Highlights & Insights¶
- Turning "Alignment" into "Reconstruction" is a stroke of genius: Traditional methods use similarity losses as an external alignment constraint. This paper forces the target modality to be rebuilt from others' shared features—successful reconstruction inherently implies consistent shared semantics.
- Conflict Score → Exponential Decay Weighting is a clean, transferable design: Defining sample-level conflict via the average cosine distance in the shared space and mapping it using \(\exp(-C/\tau)\) with an \(\omega_{min}\) lower bound is a paradigm that can migrate to any multi-source learning scenario involving conflicting sub-signals.
- FSR's Unidirectional Query is Judicious: Rather than using bidirectional cross-attention, it asserts language dominance and lets text "pull" fine-grained cues from other modalities, saving computation while aligning with real-world sentiment expression roles.
Limitations & Future Work¶
- Conflict Definition Depends on Shared Space Geometry: The conflict score relies entirely on cosine similarity in the shared space. If the initial decoupling is poor, the conflict metric becomes unreliable, creating a "chicken-and-egg" coupling.
- Language-Led is a Strong Prior: FSR fixes language as the query. For samples where language is missing or sarcastic (text is opposite to actual sentiment), this prior may be harmful. ⚠️ The paper did not evaluate sarcasm scenarios specifically.
- Validated Only on Short Video Benchmarks: Results are based on short clips; performance on long-form videos or real-time streams remains unknown.
Related Work & Insights¶
- vs. DLF: DLF also uses decoupling and hierarchical prediction but relies on similarity losses for alignment. CACR argues similarity alignment distorts conflicting samples and replaces it with weighted cross-reconstruction, yielding stronger consistency.
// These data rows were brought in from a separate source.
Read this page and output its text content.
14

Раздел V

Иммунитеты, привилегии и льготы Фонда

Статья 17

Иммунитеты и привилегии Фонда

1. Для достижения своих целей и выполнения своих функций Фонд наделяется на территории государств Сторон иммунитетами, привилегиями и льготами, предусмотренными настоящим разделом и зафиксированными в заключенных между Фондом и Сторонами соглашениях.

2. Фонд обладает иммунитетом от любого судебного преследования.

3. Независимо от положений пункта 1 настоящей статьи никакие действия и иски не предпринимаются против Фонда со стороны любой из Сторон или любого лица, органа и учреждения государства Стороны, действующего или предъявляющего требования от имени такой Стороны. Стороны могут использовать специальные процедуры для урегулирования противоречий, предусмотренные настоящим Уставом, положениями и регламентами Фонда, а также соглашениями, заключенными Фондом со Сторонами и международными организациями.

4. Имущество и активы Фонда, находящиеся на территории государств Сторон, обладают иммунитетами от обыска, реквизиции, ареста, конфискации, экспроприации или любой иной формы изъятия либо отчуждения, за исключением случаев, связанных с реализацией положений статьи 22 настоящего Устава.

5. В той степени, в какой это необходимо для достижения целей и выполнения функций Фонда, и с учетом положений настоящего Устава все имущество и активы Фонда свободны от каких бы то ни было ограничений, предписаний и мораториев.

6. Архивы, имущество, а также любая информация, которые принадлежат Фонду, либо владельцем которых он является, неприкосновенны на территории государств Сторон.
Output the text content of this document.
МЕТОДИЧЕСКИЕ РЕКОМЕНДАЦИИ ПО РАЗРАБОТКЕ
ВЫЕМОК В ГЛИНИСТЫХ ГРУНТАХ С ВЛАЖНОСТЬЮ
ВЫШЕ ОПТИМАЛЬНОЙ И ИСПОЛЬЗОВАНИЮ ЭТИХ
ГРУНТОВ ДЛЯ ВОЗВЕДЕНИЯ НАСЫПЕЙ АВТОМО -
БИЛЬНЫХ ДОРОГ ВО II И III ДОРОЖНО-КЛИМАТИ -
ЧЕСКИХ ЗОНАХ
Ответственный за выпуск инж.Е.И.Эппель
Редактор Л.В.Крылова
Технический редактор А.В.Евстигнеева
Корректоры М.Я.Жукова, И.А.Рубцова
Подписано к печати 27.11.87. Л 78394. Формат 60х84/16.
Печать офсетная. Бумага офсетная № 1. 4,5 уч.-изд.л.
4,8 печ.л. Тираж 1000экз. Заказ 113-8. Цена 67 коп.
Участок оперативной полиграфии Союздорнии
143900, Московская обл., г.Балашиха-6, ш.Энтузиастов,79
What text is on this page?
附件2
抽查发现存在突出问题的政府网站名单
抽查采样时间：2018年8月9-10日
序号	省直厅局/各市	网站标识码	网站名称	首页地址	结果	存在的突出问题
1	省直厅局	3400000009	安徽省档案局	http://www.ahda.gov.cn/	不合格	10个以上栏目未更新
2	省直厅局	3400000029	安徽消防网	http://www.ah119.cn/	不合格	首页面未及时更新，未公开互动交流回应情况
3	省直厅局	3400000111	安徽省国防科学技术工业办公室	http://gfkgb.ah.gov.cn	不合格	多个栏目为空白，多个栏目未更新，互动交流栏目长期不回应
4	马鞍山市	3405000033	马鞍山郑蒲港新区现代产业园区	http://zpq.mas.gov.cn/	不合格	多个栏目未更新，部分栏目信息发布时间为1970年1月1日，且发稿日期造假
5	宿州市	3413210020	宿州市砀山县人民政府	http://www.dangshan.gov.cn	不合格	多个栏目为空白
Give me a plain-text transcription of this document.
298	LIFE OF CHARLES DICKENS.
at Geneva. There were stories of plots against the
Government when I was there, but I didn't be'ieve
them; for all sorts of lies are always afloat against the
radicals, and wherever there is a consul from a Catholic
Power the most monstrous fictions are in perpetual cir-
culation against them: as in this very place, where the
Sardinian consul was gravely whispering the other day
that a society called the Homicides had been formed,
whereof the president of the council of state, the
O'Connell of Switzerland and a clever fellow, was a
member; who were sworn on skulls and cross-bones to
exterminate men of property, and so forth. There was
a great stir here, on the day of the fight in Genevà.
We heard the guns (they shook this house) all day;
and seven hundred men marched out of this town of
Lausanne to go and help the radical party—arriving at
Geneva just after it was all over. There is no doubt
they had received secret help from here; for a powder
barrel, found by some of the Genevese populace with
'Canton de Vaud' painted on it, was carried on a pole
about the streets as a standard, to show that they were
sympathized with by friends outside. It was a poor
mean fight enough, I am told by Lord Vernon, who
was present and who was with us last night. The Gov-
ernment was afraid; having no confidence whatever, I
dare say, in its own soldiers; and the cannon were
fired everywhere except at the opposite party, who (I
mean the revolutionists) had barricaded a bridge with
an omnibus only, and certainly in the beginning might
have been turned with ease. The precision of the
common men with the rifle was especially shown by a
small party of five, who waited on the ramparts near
- vs. MISA / FDMER / DMD: These methods assume sentiment consistency and perform intra-modal reconstruction. CACR's fundamental difference is explicitly acknowledging and quantifying intra-sample sentiment conflict.
- vs. Fusion-based (Self-MM, TFN): Fusion methods focus on how to integrate multimodal information but are less sensitive to internal modal contradictions. CACR is orthogonal to these and can be combined with improved fusion mechanisms.
Rating¶
- Novelty: ⭐⭐⭐⭐ Explicitly formalizing "intra-sample sentiment conflict" and replacing similarity alignment with weighted cross-reconstruction is a novel and self-consistent perspective.
- Experimental Thoroughness: ⭐⭐⭐⭐ Three datasets + detailed ablation + compatibility/confusion matrix/case studies; however, limited to classic benchmarks.
- Writing Quality: ⭐⭐⭐⭐ Motivation, definition, and mechanism progress logically; formulas and figures are clear.
- Value: ⭐⭐⭐⭐ The "quantify contradiction then soft down-weight" paradigm is highly transferable to other multi-source/multimodal learning tasks.